Between 20 November 2015 and 14 February 2017, 212 individuals were recruited and randomly assigned to receive weekly placebo (n = 107) or tocilizumab 162 mg (n = 105) subcutaneously [12]. Overall, 93 patients in the placebo group (87%) and 95 in the tocilizumab group (90%) completed 48 weeks of assessment. The intention-to-treat and safety populations comprised 106 patients in the placebo group and 104 patients in the tocilizumab group. ILD was detected in 68 of 106 and 68 of 104 patients, respectively, on baseline HRCT visual read (Table 1).

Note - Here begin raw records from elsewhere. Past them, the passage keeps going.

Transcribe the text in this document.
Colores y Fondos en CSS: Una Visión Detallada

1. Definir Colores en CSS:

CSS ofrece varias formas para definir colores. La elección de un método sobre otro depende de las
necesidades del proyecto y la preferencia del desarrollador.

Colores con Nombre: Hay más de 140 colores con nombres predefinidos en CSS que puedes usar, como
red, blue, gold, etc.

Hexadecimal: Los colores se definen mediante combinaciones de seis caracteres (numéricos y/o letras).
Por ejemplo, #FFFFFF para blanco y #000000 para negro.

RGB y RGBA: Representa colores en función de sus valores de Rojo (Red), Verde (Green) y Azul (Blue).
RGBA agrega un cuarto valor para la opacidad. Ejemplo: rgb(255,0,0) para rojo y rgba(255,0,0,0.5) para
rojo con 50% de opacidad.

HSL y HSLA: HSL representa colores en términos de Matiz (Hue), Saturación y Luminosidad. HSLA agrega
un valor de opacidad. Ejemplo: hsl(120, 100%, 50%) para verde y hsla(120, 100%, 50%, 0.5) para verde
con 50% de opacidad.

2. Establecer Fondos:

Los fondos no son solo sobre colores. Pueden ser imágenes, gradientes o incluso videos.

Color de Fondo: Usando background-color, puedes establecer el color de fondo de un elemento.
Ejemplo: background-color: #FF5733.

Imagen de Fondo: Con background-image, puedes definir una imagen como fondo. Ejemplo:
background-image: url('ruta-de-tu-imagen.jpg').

The weekly change in ppFVC was −0.13% (95% CI: −0.19, −0.08) in the placebo group and 0.02% (95% CI: 0.03, 0.06) in the tocilizumab group, resulting in a weekly difference of 0.15% (95% CI: 0.08, 0.21; P < 0.0001). The estimated mean change in ppFVC at week 48 was −6.32% (95% CI: −8.49, −4.14) in the placebo group and 0.74% (95% CI: −1.40, 2.88) in the tocilizumab group, and the difference in ppFVC after 48 weeks of treatment was estimated to be 7.06% (95% CI: 4.00, 10.12; P < 0.0001).

SMART

The SMART cohort has been described [14]. The SMART cohort patients included in the current analysis had disease onset between 1 January 1995 and 31 December 2007, to ensure a minimum 10 years of available follow-up. From a single-centre cohort of 1068 patients with SSc with at least one pulmonary function test (PFT) result available, we identified 505 (47.3%) with ILD confirmed on visual HRCT read (Table 1). FVC measurements on at least three occasions were available for 364 (72.1%) patients. The mean period between PFTs was 13 months (s.d. 11.2). The mean ppFVC 12 months after SSc onset was 80.1% (s.d. 19.3). At a group level, there was a small but statistically significant absolute FVC decline of 0.32% per year (95% CI: 0.09, 0.55; P = 0.007). There was no significant correlation between baseline FVC and subsequent FVC change (correlation coefficient −0.13; 95% CI: −0.26, 0.01).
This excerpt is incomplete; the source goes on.